Der Faktor hatte zuerst darunter zu leiden gehabt. Der Niedergang des Tauschhandels, den Magnus vorhergesagt hatte, war schon eingetreten, und das Geschäft des Faktors wie ein loses Reisigbündel in Stücke gegangen. Es findet sich immer ein guter Grund, um einen fetten Ochsen zu schlachten, und während die Leute gesagt hatten »der Faktor gibt dem Pächter was er Lust hat für seine Wolle, und läßt ihn für ausländische Produkte ebenfalls bezahlen, was er Lust hat,« lag der wahre Grund für die Angriffe gegen sein Geschäft doch in der Furcht, die er der Stadt zur Zeit von Oskars Wahl eingejagt hatte.
Oddsson, der damals geschlagene Kandidat, hatte nicht eher geruht, bis er eine Handelsgesellschaft auf Barzahlungsprinzip gegründet hatte. Auch diese Gegnerschaft würde der Faktor unterdrückt haben, denn er war reich, während die Pächter arm waren; aber Oddsson hatte sich einen mächtigen Bundesgenossen in der angesehensten Persönlichkeit gesichert. Wie der Schmied seine Zangen braucht, um seine Finger zu schonen, so hatte Oddsson den Gouverneur benutzt, um seine Gesellschaft zu sichern.

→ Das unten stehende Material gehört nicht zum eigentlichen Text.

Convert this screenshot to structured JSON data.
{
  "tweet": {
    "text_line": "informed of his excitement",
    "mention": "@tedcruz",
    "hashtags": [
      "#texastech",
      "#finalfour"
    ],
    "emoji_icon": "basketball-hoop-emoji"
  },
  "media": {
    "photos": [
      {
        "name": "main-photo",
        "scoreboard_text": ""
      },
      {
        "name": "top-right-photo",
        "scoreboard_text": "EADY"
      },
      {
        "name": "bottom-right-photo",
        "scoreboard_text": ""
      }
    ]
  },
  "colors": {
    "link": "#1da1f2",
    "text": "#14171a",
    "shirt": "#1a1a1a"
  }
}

Der Gouverneur hatte sehr wohl gewußt, daß Oddsson sein Feind war, und daß seine Partei, wenn sie die Oberhand gewänne, die alte Ordnung der Dinge umkehren würde, aber er vermochte der Versuchung nicht zu widerstehen, sich mit ihm bei der Zugrunderichtung des Faktors zu beteiligen. Durch seine Beihilfe wurde der Prioritätszolltarif mit Dänemark rückgängig gemacht, die isländischen Märkte für englische Produkte geöffnet, und damit dem Tauschhandel der Todesstoß versetzt.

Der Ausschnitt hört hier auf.